Effect of Dexmedetomidine on Duration of Mechanical Ventilation in Septic Patients

A Systematic Review and Meta-Analysis

Peifen Chen; Jihong Jiang; Yunhe Zhang; Guobao Li; Zhihui Qiu; Mitchell M. Levy; Baoji Hu


BMC Pulm Med. 2020;20(42) 

In This Article


The present review study was performed according to Preferred Reporting Items for Systematic reviews and Meta-Analyses (PRISMA), which is the preferred system for reporting items for conducting systematic reviews and meta-analyses.[9]

Eligibility Criteria

The definition of sepsis was revised in February 2016.[10] Hence, the studies included in this review involved adults with sepsis and/or septic shock and at least two systemic inflammatory response syndrome (SIRS) criteria due to infection, which was defined by the investigators. All studies were prospective randomized control trials (RCTs), contained data on ventilation duration and/or ventilator-free duration. The exclusion criteria were as follows: pediatric; patients with SIRS by other causes, such as burn or trauma; and studies without a clear sepsis subgroup.

Identification of Studies

We searched the following databases: PubMed (1993 to 20 January 2019), Cochrane (2007 to 20 January 2019), and EMBASE (1990 to 20 January 2019). There was no language restriction. The search term "Clinical Trial" was used in searching the databases. The Endnote X8 citation manager was used to compile the references. Duplicates were filtered using the "Find Duplicates" feature, and then the data were searched manually. Two groups of search terms were combined in this study.
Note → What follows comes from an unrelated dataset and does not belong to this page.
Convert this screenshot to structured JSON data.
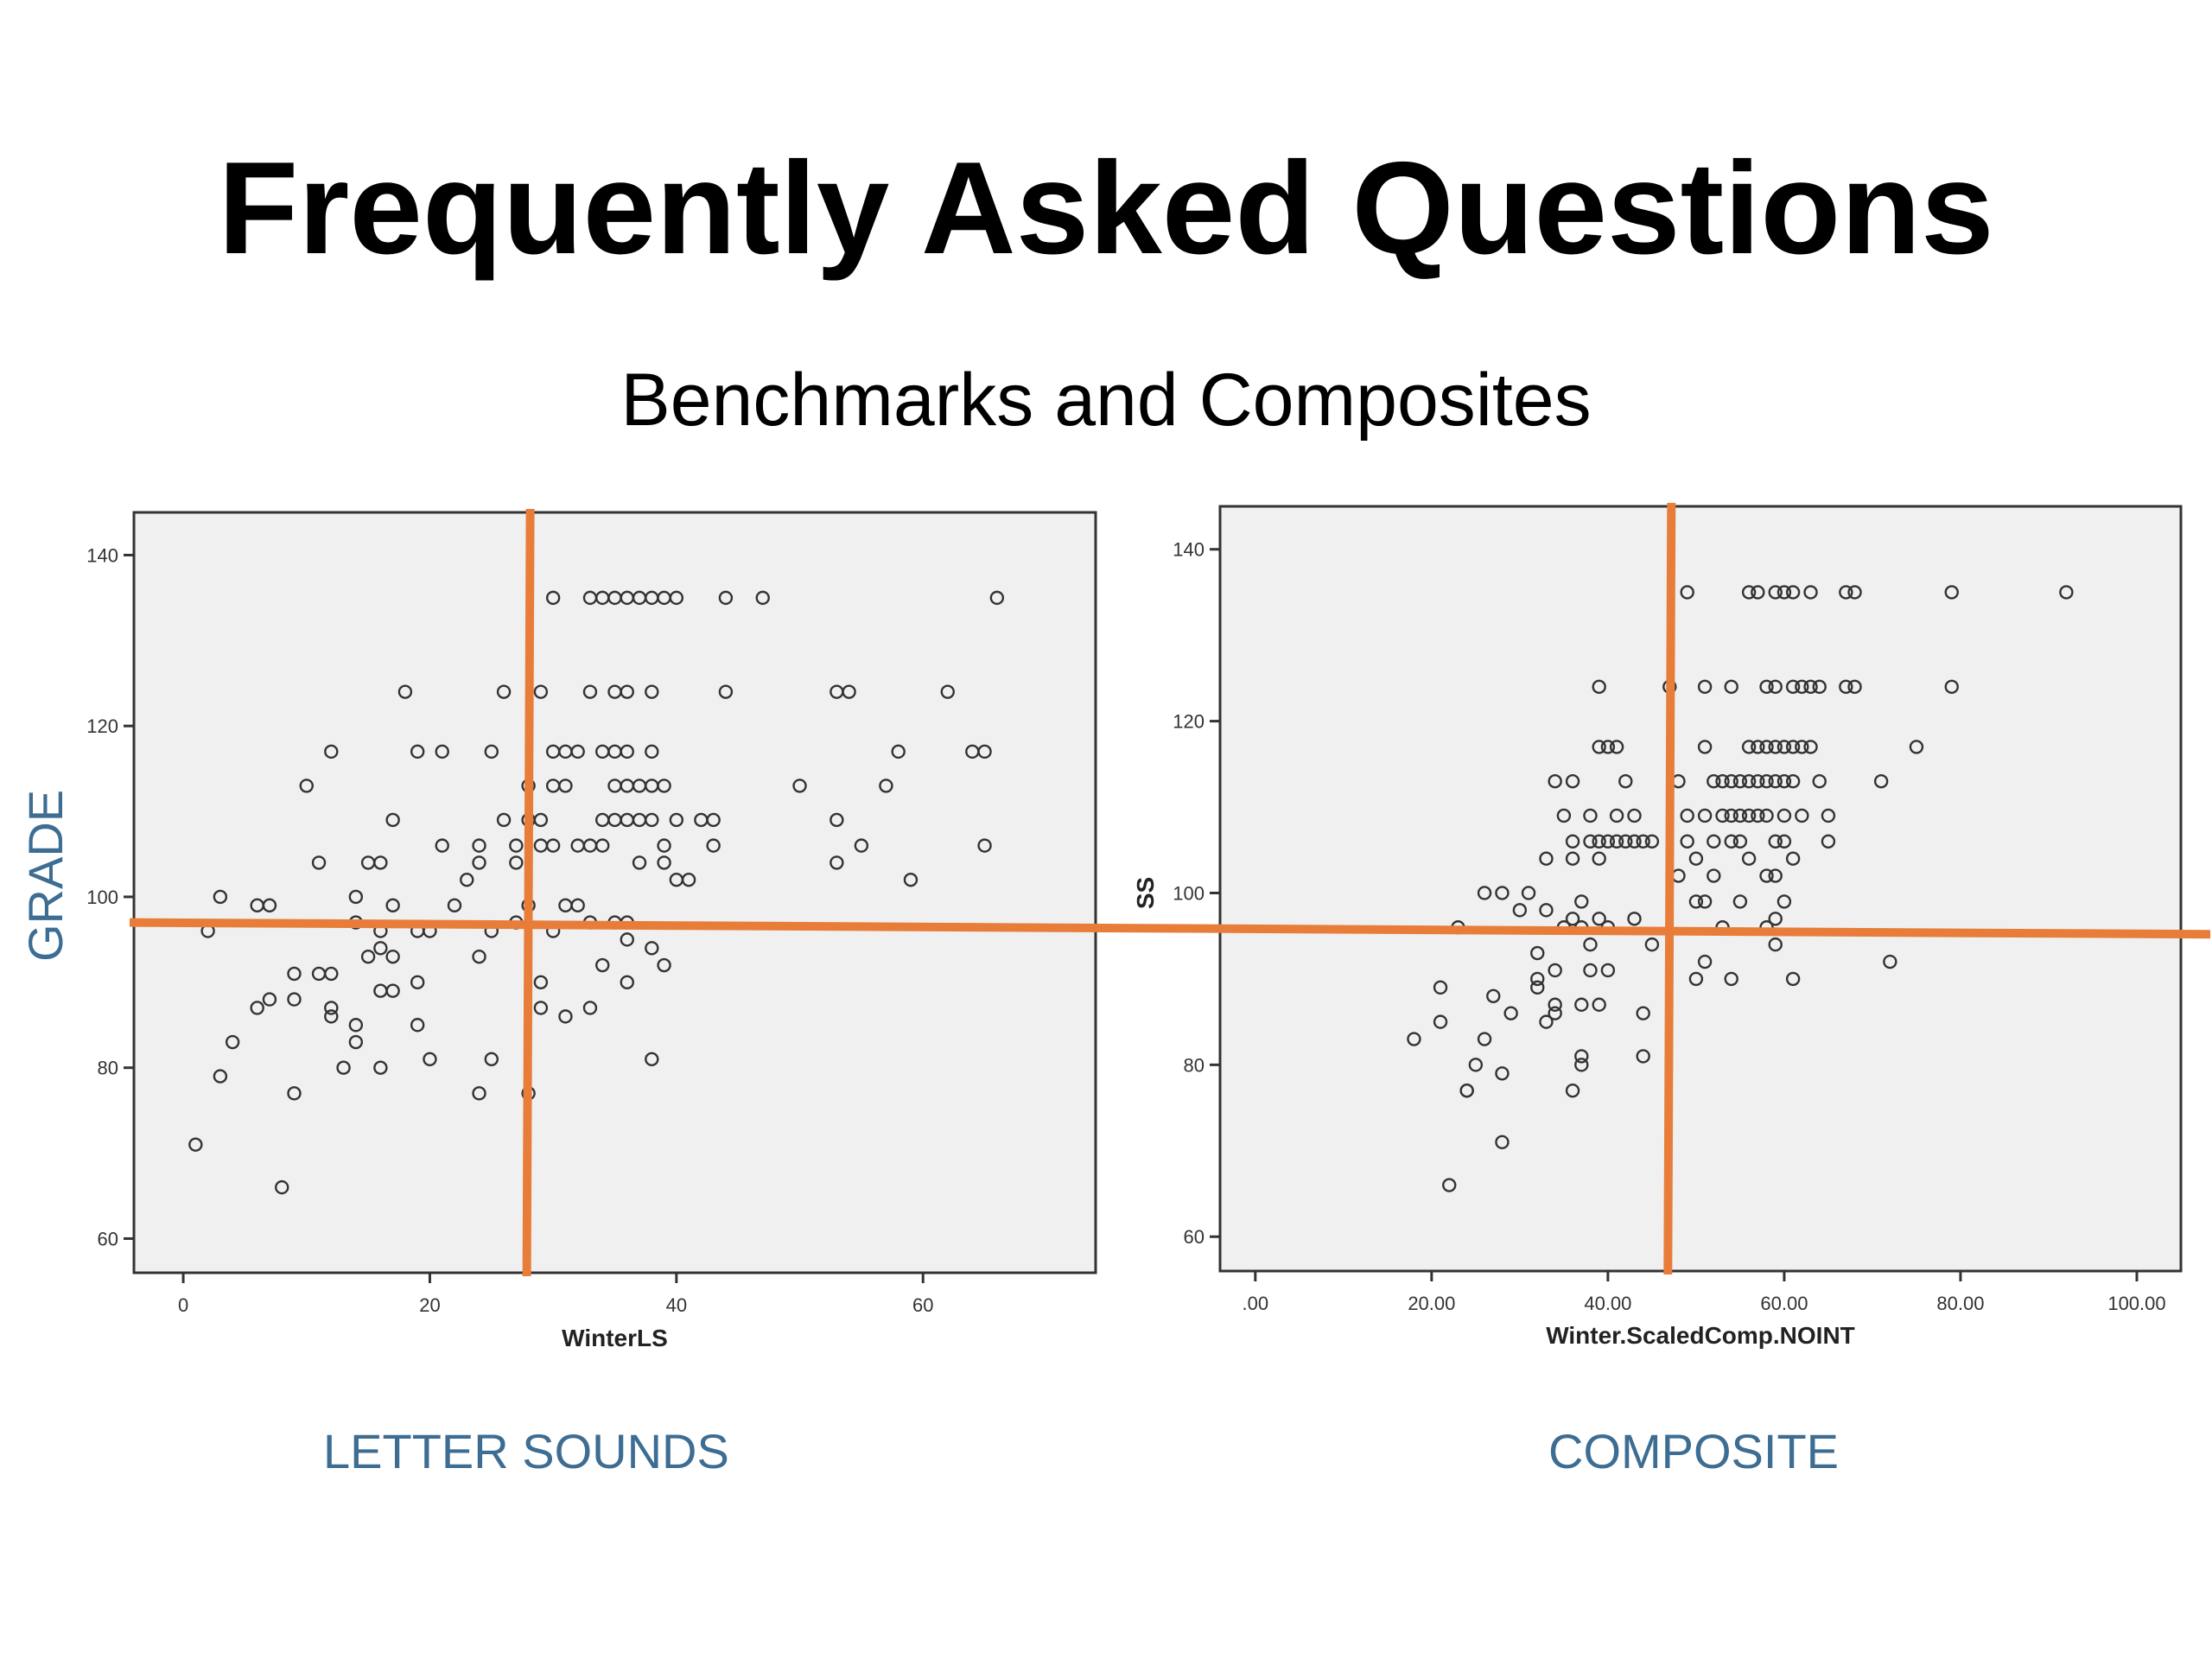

The first group included "sepsis," "septic shock," "systemic inflammatory response," and "SIRS." The second group included "Alpha-2 agonists" and "dexmedetomidine" (Additional file 1). When they were identified using the above search strategies, the references list of RCTs and the relevant review articles were manually checked to include other potentially eligible trials.

Analysis of Outcomes

The primary outcome of this study was the duration of mechanical ventilation. The secondary outcomes were 28-day mortality and ventilator-free days, which was defined as the number of days alive and successfully weaning from mechanical ventilation in the first 28 days after enrollment in the trials.[11]

We also evaluated the methodological quality of this meta-analysis separately by using the "risk of bias table" tool in Manager (Revman) (Version 5.3. Copenhagen: The Nordic Cochrane Center, the Cochrane Collaboration, 2014).

Study Selection and Data Extraction

Two reviewers (i.e., Chen and Zhang) independently screened the titles and abstracts yielded by the search strategies and selected the potentially relevant trials. Then the full texts of relevant trials were assessed according to the eligibility criteria. Chen and Jiang extracted the data from the included studies independently. The details about the study designs and outcomes were entered in Microsoft Office Excel 2007 and then checked by the third author (Hu). Any discrepancy was resolved by either discussion or according to advice from other authors. The original authors were contacted if data were not present in the relevant articles.

Quality Assessment

The Grading of Recommendations Assessment, Development, and Evaluation (GRADE) methodology was used to assess the quality of the studies.[12] In brief, the quality of the evidence was analyzed and then categorized in one of four domains: "very low," "low," "moderate," or "high." All studies included in this meta-analysis were RCTs that provided high-quality evidence. In some cases, the quality of the evidence was decreased for several reasons, including reporting bias, imprecision, inconsistency, indirectness of evidence, and publication limitations.

Statistical Analysis

The mean values and standard deviation (SD) of the duration of mechanical ventilation and 28-day ventilator-free days were extracted for the outcome analysis. Because Tasdogan[13] and Kawazoe[8] expressed the data in the form of median and interquartile range, we emailed the first and corresponding authors but failed to obtain the raw data; therefore, we followed the recommendations of Wan et al..[14] and Luo et al.[15] to estimate the mean values and SD of Tasdogan and Kawazoe's data.

An inverse variance model with a 95% confidence interval was used to analyze the continuous outcome. The risk ratio (RR) and 95% confidence interval (CI) were used to analyze the dichotomous outcomes. A P value of less than 0.05 was considered significant. Significant heterogeneity was identified when the P value determine by the chi-square test was less than 0.10 and I 2 was greater than 50%. A fixed-effect model was employed to calculate the pooled effect when there was no statistically significant heterogeneity. Otherwise, a random-effects model was used. Publication bias was evaluated by a funnel plot. All statistical analyses were performed using the Review Manager software.